File Transfers
Here are some tips to help you get your data transferred to and from the cluster’s file system.
Important
When considering your source or destination in the text below, remember that gruffalo
- because it’s accessible from anywhere (see Getting Connected) - can be both, but your local client may be firewalled and therefore only able to act as a source.
Command line options
There are several tools you could use, but two of the most common are scp
(secure copy) which acts very similar to the normal cp
(copy) command, and rsync
which synchronizes files and folders between a source and a destination. In either case, data is transferred over an SSH connection so you should factor in SSH’s encryption overheads when comparing performance.
Both of these tools have many options to tweak how they run (see the relevant man pages), but in general the basic syntax for either is:
$ <command> /path/to/source user@host:/path/to/destination
scp
The scp
command creates a copy of a file (or a directory and its contents if using the -r
option), copying from the source to the destination. For example, to transfer files to gruffalo
from your local client:
$ scp -r /path/to/source <username>@gruffalo.cropdiversity.ac.uk:/path/to/destination
Note
Pay attention to the :
after the hostname. Miss it out and you’ll end up with a local copy of your file named after your destination, rather than copying it to your destination.
The /path/to/destination
is optional. If you don’t include it, copied files will end up in your home folder on the destination. If you don’t provide the full path to the source, then scp
should be executed in the directory containing the source file/directory.
rsync
rsync
also copies files over a network connection (employing a special delta transfer algorithm to make things a bit faster) but supports resuming an interrupted transfer with its -P
flag. It’s also great for keeping two folders synchronized because it only copies files not already on the destination, or that it detects are different between source and destination.
A common way of synchronizing folders is:
$ rsync -avP --delete /path/to/source <username>@gruffalo.cropdiversity.ac.uk:/path/to/destination
-avP
enables archive mode, verbose output, and resumable transfers, whereas --delete
removes any files on the destination path that are no longer in the source, so use with caution!
Note
Pay attention to whether you have a trailing slash (/
) on the source or not. No slash means you want to copy the directory and its contents, whereas including a slash means you only want to copy the contents.

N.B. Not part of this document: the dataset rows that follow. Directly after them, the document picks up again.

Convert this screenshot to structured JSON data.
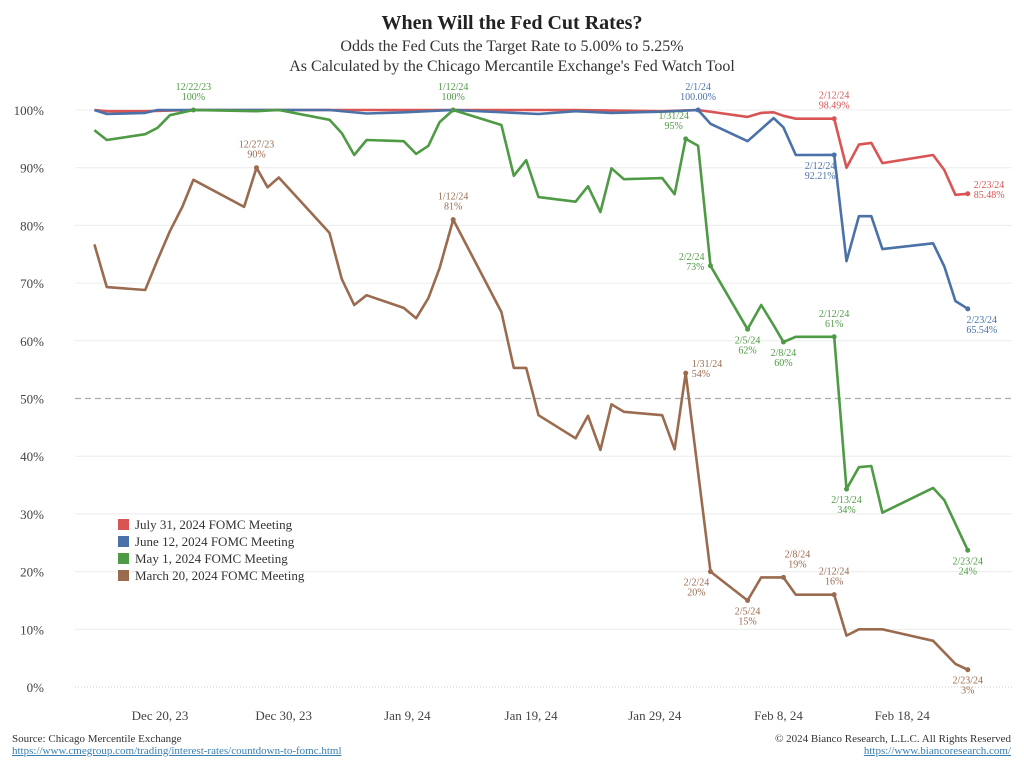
{
  "chart_data": {
    "type": "line",
    "title": "When Will the Fed Cut Rates?",
    "subtitle": [
      "Odds the Fed Cuts the Target Rate to 5.00% to 5.25%",
      "As Calculated by the Chicago Mercantile Exchange's Fed Watch Tool"
    ],
    "x_unit": "days since Dec 20, 2023",
    "xlim": [
      -6,
      68
    ],
    "ylim": [
      0,
      100
    ],
    "y_ticks": [
      "0%",
      "10%",
      "20%",
      "30%",
      "40%",
      "50%",
      "60%",
      "70%",
      "80%",
      "90%",
      "100%"
    ],
    "x_ticks": [
      {
        "day": 0,
        "label": "Dec 20, 23"
      },
      {
        "day": 10,
        "label": "Dec 30, 23"
      },
      {
        "day": 20,
        "label": "Jan 9, 24"
      },
      {
        "day": 30,
        "label": "Jan 19, 24"
      },
      {
        "day": 40,
        "label": "Jan 29, 24"
      },
      {
        "day": 50,
        "label": "Feb 8, 24"
      },
      {
        "day": 60,
        "label": "Feb 18, 24"
      }
    ],
    "reference_line": 50,
    "grid": true,
    "legend_position": "bottom-left",
    "series": [
      {
        "name": "July 31, 2024 FOMC Meeting",
        "color": "#d95555",
        "x": [
          -5.3,
          -4.3,
          -1.2,
          2.7,
          8.7,
          23.7,
          33.6,
          40.6,
          43.5,
          47.5,
          48.6,
          49.6,
          50.4,
          51.4,
          54.5,
          55.5,
          56.5,
          57.5,
          58.4,
          62.5,
          63.4,
          64.3,
          65.3
        ],
        "y": [
          100,
          99.8,
          99.8,
          100,
          100,
          100,
          100,
          99.8,
          100,
          98.8,
          99.5,
          99.6,
          99,
          98.5,
          98.49,
          90,
          94,
          94.3,
          90.8,
          92.2,
          89.6,
          85.3,
          85.48
        ]
      },
      {
        "name": "June 12, 2024 FOMC Meeting",
        "color": "#4a72a8",
        "x": [
          -5.3,
          -4.3,
          -1.2,
          -0.2,
          2.7,
          13.7,
          16.7,
          19.7,
          23.7,
          30.6,
          33.6,
          36.5,
          40.6,
          43.5,
          44.5,
          47.5,
          49.6,
          50.4,
          51.4,
          54.5,
          55.5,
          56.5,
          57.5,
          58.4,
          62.5,
          63.4,
          64.3,
          65.3
        ],
        "y": [
          100,
          99.3,
          99.5,
          100,
          100,
          100,
          99.4,
          99.6,
          100,
          99.3,
          99.8,
          99.5,
          99.7,
          100,
          97.6,
          94.6,
          98.6,
          97,
          92.2,
          92.21,
          73.8,
          81.6,
          81.6,
          75.9,
          76.9,
          72.9,
          66.9,
          65.54
        ]
      },
      {
        "name": "May 1, 2024 FOMC Meeting",
        "color": "#4f9a45",
        "x": [
          -5.3,
          -4.3,
          -1.2,
          -0.2,
          0.8,
          2.7,
          7.8,
          9.6,
          13.7,
          14.7,
          15.7,
          16.7,
          19.7,
          20.7,
          21.7,
          22.6,
          23.7,
          27.6,
          28.6,
          29.6,
          30.6,
          33.6,
          34.6,
          35.6,
          36.5,
          37.5,
          40.6,
          41.6,
          42.5,
          43.5,
          44.5,
          47.5,
          48.6,
          49.6,
          50.4,
          51.4,
          54.5,
          55.5,
          56.5,
          57.5,
          58.4,
          62.5,
          63.4,
          65.3
        ],
        "y": [
          96.5,
          94.8,
          95.8,
          96.9,
          99.1,
          100,
          99.8,
          100,
          98.3,
          96,
          92.2,
          94.8,
          94.6,
          92.4,
          93.8,
          97.9,
          100,
          97.4,
          88.6,
          91.3,
          84.9,
          84.1,
          86.8,
          82.3,
          89.9,
          88,
          88.2,
          85.4,
          95,
          93.8,
          73,
          62,
          66.2,
          62.7,
          59.8,
          60.7,
          60.7,
          34.3,
          38.1,
          38.3,
          30.2,
          34.5,
          32.4,
          23.7
        ]
      },
      {
        "name": "March 20, 2024 FOMC Meeting",
        "color": "#9a6b4f",
        "x": [
          -5.3,
          -4.3,
          -1.2,
          -0.2,
          0.8,
          1.8,
          2.7,
          6.8,
          7.8,
          8.7,
          9.6,
          13.7,
          14.7,
          15.7,
          16.7,
          19.7,
          20.7,
          21.7,
          22.6,
          23.7,
          27.6,
          28.6,
          29.6,
          30.6,
          33.6,
          34.6,
          35.6,
          36.5,
          37.5,
          40.6,
          41.6,
          42.5,
          44.5,
          47.5,
          48.6,
          50.4,
          51.4,
          54.5,
          55.5,
          56.5,
          58.4,
          62.5,
          64.3,
          65.3
        ],
        "y": [
          76.7,
          69.3,
          68.8,
          74,
          79,
          83.2,
          87.9,
          83.2,
          90,
          86.6,
          88.3,
          78.7,
          70.7,
          66.2,
          67.9,
          65.7,
          63.9,
          67.4,
          72.6,
          81,
          65,
          55.3,
          55.3,
          47.1,
          43.1,
          47,
          41.1,
          49,
          47.7,
          47.1,
          41.2,
          54.4,
          20,
          15,
          19,
          19,
          16,
          16,
          8.9,
          10,
          10,
          8,
          4,
          3
        ]
      }
    ],
    "annotations": [
      {
        "series": 2,
        "x": 2.7,
        "y": 100,
        "date": "12/22/23",
        "value": "100%",
        "pos": "above"
      },
      {
        "series": 3,
        "x": 7.8,
        "y": 90,
        "date": "12/27/23",
        "value": "90%",
        "pos": "above"
      },
      {
        "series": 2,
        "x": 23.7,
        "y": 100,
        "date": "1/12/24",
        "value": "100%",
        "pos": "above"
      },
      {
        "series": 3,
        "x": 23.7,
        "y": 81,
        "date": "1/12/24",
        "value": "81%",
        "pos": "above"
      },
      {
        "series": 1,
        "x": 43.5,
        "y": 100,
        "date": "2/1/24",
        "value": "100.00%",
        "pos": "above"
      },
      {
        "series": 0,
        "x": 54.5,
        "y": 98.49,
        "date": "2/12/24",
        "value": "98.49%",
        "pos": "above"
      },
      {
        "series": 2,
        "x": 42.5,
        "y": 95,
        "date": "1/31/24",
        "value": "95%",
        "pos": "aboveleft"
      },
      {
        "series": 1,
        "x": 54.5,
        "y": 92.21,
        "date": "2/12/24",
        "value": "92.21%",
        "pos": "belowleft"
      },
      {
        "series": 0,
        "x": 65.3,
        "y": 85.48,
        "date": "2/23/24",
        "value": "85.48%",
        "pos": "right"
      },
      {
        "series": 2,
        "x": 44.5,
        "y": 73,
        "date": "2/2/24",
        "value": "73%",
        "pos": "left"
      },
      {
        "series": 1,
        "x": 65.3,
        "y": 65.54,
        "date": "2/23/24",
        "value": "65.54%",
        "pos": "belowright"
      },
      {
        "series": 2,
        "x": 47.5,
        "y": 62,
        "date": "2/5/24",
        "value": "62%",
        "pos": "below"
      },
      {
        "series": 2,
        "x": 50.4,
        "y": 59.8,
        "date": "2/8/24",
        "value": "60%",
        "pos": "below"
      },
      {
        "series": 2,
        "x": 54.5,
        "y": 60.7,
        "date": "2/12/24",
        "value": "61%",
        "pos": "above"
      },
      {
        "series": 3,
        "x": 42.5,
        "y": 54.4,
        "date": "1/31/24",
        "value": "54%",
        "pos": "right"
      },
      {
        "series": 2,
        "x": 55.5,
        "y": 34.3,
        "date": "2/13/24",
        "value": "34%",
        "pos": "below"
      },
      {
        "series": 2,
        "x": 65.3,
        "y": 23.7,
        "date": "2/23/24",
        "value": "24%",
        "pos": "below"
      },
      {
        "series": 3,
        "x": 44.5,
        "y": 20,
        "date": "2/2/24",
        "value": "20%",
        "pos": "belowleft"
      },
      {
        "series": 3,
        "x": 47.5,
        "y": 15,
        "date": "2/5/24",
        "value": "15%",
        "pos": "below"
      },
      {
        "series": 3,
        "x": 50.4,
        "y": 19,
        "date": "2/8/24",
        "value": "19%",
        "pos": "aboveright"
      },
      {
        "series": 3,
        "x": 54.5,
        "y": 16,
        "date": "2/12/24",
        "value": "16%",
        "pos": "above"
      },
      {
        "series": 3,
        "x": 65.3,
        "y": 3,
        "date": "2/23/24",
        "value": "3%",
        "pos": "below"
      }
    ]
  },
  "footer": {
    "source": "Source: Chicago Mercentile Exchange",
    "source_url": "https://www.cmegroup.com/trading/interest-rates/countdown-to-fomc.html",
    "copyright": "© 2024 Bianco Research, L.L.C. All Rights Reserved",
    "site_url": "https://www.biancoresearch.com/"
  }
}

Here is a short video demonstration of using rsync to import a folder of data from another Linux server external to Crop Diversity.
Graphical options
How to use the various graphical file transfer programs that are available is beyond the scope of this help, but you’ll have many options to pick from regardless of which platform you use. Most of them utilise the same underlying SSH mechanism as the scp
and rsync
tools described above.
Important
Remember that any graphical tool you use needs to access your private key if connecting to gruffalo
away from a Supported Organisations network.
Here are a few recommended clients to get you started:
SSHFS - all platforms, although it can be a little tricky to set up, especially on Windows
FileZilla - all platforms
CyberDuck - macOS or Windows, suggest setting double click to open in editor
MobaXterm - Windows only, but enables a graphical file browser in addition to normal SSH functionality
WinSCP - Windows only
Note
JHI users can also enable Samba Access for easy graphical file browsing.